Substrate(s) with an ultra-flat metal surface is/are important in two-dimensional materials research and in nano-structure fabrication, such as, for example, especially in formation of self-assembled monolayers (SAM's). In these applications, the substrate surface roughness dominates the nano-structure and hence the properties of the materials deposited and/or formed on the substrate surface.
Currently available techniques to prepare flat metal surfaces include electron-beam physical vapor deposition, chemical-mechanical polishing, template-stripping, and thermal annealing. Electron-beam physical vapor deposition involves direct physical vapor deposition (PVD) of an evaporated metal where control of the evaporation rate, and hence grain growth, can be used to control the roughness of the deposited material.
Chemical-mechanical polishing involves polishing a substrate surface wherein a slurry of an etchant is used to remove surface asperities.
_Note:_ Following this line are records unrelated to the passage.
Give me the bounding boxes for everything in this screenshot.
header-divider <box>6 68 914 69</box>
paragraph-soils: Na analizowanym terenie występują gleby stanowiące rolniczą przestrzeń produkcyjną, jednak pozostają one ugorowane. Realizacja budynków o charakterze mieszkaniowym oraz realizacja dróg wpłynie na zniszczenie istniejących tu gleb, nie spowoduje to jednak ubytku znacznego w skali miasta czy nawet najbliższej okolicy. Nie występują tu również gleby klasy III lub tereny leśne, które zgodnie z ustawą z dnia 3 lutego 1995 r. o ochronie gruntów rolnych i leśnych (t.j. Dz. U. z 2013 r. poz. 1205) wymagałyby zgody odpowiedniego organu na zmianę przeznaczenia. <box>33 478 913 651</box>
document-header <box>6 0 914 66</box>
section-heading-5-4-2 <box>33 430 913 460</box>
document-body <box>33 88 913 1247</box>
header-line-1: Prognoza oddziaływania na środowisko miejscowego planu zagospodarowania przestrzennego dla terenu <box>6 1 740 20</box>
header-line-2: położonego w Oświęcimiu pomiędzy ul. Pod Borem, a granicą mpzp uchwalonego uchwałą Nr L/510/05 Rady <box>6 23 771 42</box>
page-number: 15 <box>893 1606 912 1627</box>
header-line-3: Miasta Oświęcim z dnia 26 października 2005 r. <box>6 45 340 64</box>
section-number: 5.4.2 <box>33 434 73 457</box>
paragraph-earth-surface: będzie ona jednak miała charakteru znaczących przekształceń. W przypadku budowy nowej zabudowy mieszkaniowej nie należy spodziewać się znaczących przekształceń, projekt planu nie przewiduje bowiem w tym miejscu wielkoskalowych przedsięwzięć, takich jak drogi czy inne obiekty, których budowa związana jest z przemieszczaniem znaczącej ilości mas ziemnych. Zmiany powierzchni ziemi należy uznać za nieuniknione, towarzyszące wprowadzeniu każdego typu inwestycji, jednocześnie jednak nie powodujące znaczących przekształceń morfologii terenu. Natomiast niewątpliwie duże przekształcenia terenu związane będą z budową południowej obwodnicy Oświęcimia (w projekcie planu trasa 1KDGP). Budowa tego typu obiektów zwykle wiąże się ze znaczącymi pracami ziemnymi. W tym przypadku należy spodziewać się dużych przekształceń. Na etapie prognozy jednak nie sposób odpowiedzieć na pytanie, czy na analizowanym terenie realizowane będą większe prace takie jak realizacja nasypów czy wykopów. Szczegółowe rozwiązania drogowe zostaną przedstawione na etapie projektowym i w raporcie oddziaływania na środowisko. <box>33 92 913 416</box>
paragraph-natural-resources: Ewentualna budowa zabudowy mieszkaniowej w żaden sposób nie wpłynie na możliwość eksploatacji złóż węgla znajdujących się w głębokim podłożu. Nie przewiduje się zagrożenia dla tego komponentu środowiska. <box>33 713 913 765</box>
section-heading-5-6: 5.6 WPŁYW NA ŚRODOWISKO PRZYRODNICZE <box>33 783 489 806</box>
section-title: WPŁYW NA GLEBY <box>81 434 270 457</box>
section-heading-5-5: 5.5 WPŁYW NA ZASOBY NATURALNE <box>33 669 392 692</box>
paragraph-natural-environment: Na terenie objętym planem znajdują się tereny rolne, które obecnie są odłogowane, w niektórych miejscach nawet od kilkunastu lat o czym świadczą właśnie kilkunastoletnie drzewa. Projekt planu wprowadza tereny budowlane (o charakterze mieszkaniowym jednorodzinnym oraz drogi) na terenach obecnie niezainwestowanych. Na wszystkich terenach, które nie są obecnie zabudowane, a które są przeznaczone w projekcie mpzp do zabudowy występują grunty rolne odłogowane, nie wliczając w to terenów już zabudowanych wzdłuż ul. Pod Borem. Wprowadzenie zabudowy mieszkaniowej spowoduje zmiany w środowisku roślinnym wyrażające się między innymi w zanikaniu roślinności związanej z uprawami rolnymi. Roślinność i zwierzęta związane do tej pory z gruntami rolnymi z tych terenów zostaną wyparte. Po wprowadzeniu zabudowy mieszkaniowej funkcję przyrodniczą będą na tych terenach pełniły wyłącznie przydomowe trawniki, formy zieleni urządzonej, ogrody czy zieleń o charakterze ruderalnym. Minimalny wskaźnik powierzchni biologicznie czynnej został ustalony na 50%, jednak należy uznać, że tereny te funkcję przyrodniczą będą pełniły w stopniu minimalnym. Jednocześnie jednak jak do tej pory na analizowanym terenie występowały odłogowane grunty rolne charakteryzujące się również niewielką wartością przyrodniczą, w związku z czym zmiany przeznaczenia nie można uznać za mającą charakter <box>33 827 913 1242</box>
Template stripping embodies evaporation of a metal onto an ultra-flat template surface followed by lift-off using an attached support to free the deposited metal layer for further use.
Thermal annealing is used to induce atom mobility and hence minimize grain boundaries of deposited material and can be used together with other techniques, such as template stripping, to provide smooth flat substrate surfaces.
However, there is a need for a method for preparing an ultra-flat metal surface that is improved over existing techniques. Since surface morphology affects the performance and structure of such devices, there also is need for surfaces whose roughness can be readily tuned and their morphology (defect density, mechanical properties, grain sizes, defect types, defect sizes) are controlled.